Da un punto di vista strettamente giuridico si evidenziano come insoluti quesiti basilari e rilevanti, ovvero quale sia il significato stesso del possesso di un’opera fisica o nativa digitale rappresentata dal non fungible token, del suo valore di scambio e della sua circolazione. Anche in una prospettiva, affatto marginale, che vede operativamente convergere, per poi divergere sul piano degli interessi, figure molteplici e di varia natura, ovvero autori/artisti, fruitori dell’opera d’arte, collezionisti e anche investitori.

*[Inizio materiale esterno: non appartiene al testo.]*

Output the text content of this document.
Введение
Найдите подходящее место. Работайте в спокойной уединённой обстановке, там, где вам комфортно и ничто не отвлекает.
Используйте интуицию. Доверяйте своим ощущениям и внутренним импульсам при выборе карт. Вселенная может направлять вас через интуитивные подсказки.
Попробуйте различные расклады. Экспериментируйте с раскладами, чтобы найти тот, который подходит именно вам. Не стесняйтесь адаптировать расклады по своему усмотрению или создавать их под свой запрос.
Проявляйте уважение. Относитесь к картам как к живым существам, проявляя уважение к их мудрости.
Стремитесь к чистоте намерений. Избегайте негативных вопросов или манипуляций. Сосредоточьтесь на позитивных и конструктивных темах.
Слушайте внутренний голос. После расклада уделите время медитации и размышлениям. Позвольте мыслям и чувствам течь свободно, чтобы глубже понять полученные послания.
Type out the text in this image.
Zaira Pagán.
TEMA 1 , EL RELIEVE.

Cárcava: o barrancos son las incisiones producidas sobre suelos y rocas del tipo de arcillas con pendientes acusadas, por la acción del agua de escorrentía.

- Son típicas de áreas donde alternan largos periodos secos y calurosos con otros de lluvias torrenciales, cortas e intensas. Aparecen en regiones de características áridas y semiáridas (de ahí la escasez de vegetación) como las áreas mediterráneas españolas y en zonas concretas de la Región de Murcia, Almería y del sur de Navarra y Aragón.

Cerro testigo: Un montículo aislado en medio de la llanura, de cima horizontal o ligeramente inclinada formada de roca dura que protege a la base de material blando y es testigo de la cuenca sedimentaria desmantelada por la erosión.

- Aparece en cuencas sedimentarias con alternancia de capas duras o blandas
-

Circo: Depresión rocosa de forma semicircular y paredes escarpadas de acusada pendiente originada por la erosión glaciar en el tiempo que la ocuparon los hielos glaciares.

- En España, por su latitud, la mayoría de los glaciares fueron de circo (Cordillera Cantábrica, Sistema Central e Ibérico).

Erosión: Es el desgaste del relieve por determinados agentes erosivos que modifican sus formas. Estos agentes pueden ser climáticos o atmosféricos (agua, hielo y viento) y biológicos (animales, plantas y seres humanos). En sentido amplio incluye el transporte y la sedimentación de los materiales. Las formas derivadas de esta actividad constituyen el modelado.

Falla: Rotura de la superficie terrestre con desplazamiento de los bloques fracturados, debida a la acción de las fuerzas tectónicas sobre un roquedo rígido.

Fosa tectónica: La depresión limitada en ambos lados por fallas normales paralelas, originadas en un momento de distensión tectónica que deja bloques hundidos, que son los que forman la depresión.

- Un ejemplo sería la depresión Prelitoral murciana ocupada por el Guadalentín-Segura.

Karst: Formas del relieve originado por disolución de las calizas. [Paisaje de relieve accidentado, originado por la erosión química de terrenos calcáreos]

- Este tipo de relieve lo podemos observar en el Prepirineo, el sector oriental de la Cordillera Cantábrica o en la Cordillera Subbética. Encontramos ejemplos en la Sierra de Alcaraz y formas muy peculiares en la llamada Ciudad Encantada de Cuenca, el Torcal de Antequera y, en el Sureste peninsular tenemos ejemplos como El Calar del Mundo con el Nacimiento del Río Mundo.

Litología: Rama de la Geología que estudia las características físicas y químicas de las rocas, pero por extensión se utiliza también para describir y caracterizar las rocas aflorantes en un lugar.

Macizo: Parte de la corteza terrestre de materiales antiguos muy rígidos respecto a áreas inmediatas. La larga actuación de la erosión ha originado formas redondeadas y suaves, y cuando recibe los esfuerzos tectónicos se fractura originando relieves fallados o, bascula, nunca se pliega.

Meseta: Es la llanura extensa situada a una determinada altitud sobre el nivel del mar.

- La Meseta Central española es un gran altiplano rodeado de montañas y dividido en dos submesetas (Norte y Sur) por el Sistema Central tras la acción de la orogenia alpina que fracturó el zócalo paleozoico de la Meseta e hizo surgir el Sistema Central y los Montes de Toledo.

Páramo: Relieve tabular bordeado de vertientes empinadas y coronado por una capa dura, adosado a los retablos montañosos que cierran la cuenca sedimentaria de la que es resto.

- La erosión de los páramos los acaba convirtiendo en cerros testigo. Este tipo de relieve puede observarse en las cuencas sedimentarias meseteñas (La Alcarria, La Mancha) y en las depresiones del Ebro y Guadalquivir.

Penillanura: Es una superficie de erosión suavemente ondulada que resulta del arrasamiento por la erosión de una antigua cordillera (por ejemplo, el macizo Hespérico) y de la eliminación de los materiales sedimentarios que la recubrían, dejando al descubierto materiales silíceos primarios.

Di rilevante importanza è la prospettiva della dimensione in cui matura l’esperienza di acquisto del non fungible token, che è cosa ben diversa dall’acquisto dell’opera d’arte in sé, “solo” virtualmente rappresentata dal non fungible token. Non è, infatti, la proprietà dell’opera che muoverebbe l’acquirente (fruitore/collezionista), ma la titolarità di un “diritto di vantarsi” (bragging right), ovvero il diritto, assicurato dal non fungible token acquistato, di riconoscersi proprietario non di un bene fisico ma di un certificato di proprietà digitale dell’opera.

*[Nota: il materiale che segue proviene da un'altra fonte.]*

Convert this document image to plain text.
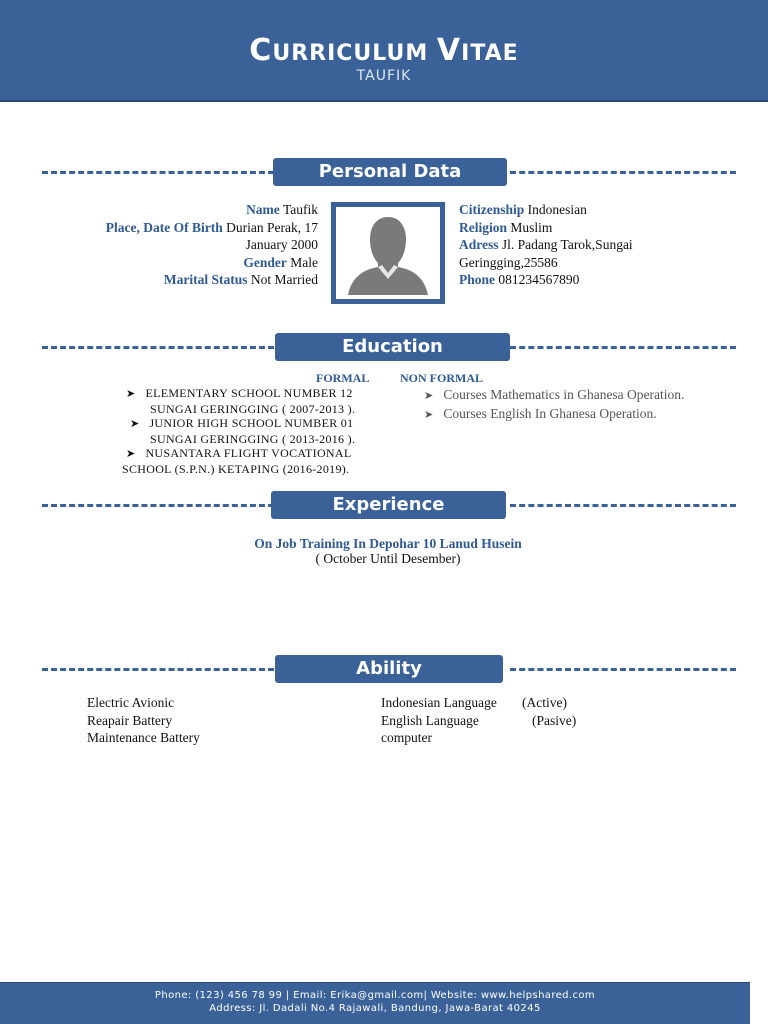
CURRICULUM VITAE
TAUFIK
Personal Data
Name Taufik
Place, Date Of Birth Durian Perak, 17
January 2000
Gender Male
Marital Status Not Married
Citizenship Indonesian
Religion Muslim
Adress Jl. Padang Tarok,Sungai
Geringging,25586
Phone 081234567890
Education
FORMAL	NON FORMAL
➤ ELEMENTARY SCHOOL NUMBER 12
SUNGAI GERINGGING ( 2007-2013 ).
➤ JUNIOR HIGH SCHOOL NUMBER 01
SUNGAI GERINGGING ( 2013-2016 ).
➤ NUSANTARA FLIGHT VOCATIONAL
SCHOOL (S.P.N.) KETAPING (2016-2019).
➤ Courses Mathematics in Ghanesa Operation.
➤ Courses English In Ghanesa Operation.
Experience
On Job Training In Depohar 10 Lanud Husein
( October Until Desember)
Ability
Electric Avionic
Reapair Battery
Maintenance Battery
Indonesian Language	(Active)
English Language	(Pasive)
computer
Phone: (123) 456 78 99 | Email: Erika@gmail.com| Website: www.helpshared.com
Address: Jl. Dadali No.4 Rajawali, Bandung, Jawa-Barat 40245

In termini più generali, l’intero fenomeno dei non fungible token si connette a quello della digitalizzazione delle opere d’arte che può incrementare le attività culturali di formazione, di didattica, di conservazione e accesso al patrimonio culturale artistico, alla fruizione delle esposizioni museali e può innescare un circolo virtuoso di apprezzamento e godimento dell’arte in tutte le sue manifestazioni, appagando il piacere estetico di una platea sempre più ampia di soggetti che sperimentano e apprezzano la dimensione virtuale dell’arte.

 

Guardando al futuro, quali sono, secondo Lei, i principali spunti emersi dal convegno di Taranto che potrebbero orientare la ricerca giuridica e istituzionale nel campo della bellezza digitale e dell’arte tecnologica?

La ricerca deve rispondere alla necessità di interpretazione e misurazione dell’impatto dell’innovazione tecnologica sull’arte e, per tal via, in termini più generali,  sulla tutela del patrimonio artistico-culturale, ciò presupponendo una riflessione condivisa sul significato etico ed estetico delle tecniche creative digitali e delle opere algoritmiche, rispetto alle quali è incerta la natura, l’identificabilità, il valore, la tutela.

Tali direttrici di ricerca contribuiscono non solo a risistemare l’area tematica su cui insistono gli istituti della proprietà intellettuale e del diritto d’autore, ma anche ad assicurare la protezione del diritto alla bellezza e la promozione di un modello culturale inclusivo favorito dall’apprezzamento e godimento dell’arte in tutte le sue possibili manifestazioni.

Ne è esemplificazione la fruizione virtuale delle opere d’arte digitalizzate che aumenta la visibilità delle opere, la valenza comunicativa e la loro riconoscibilità, favorendo la diffusione e la globalizzazione dei contenuti culturali e attivando un processo che potremmo definire di moltiplicazione di bellezza.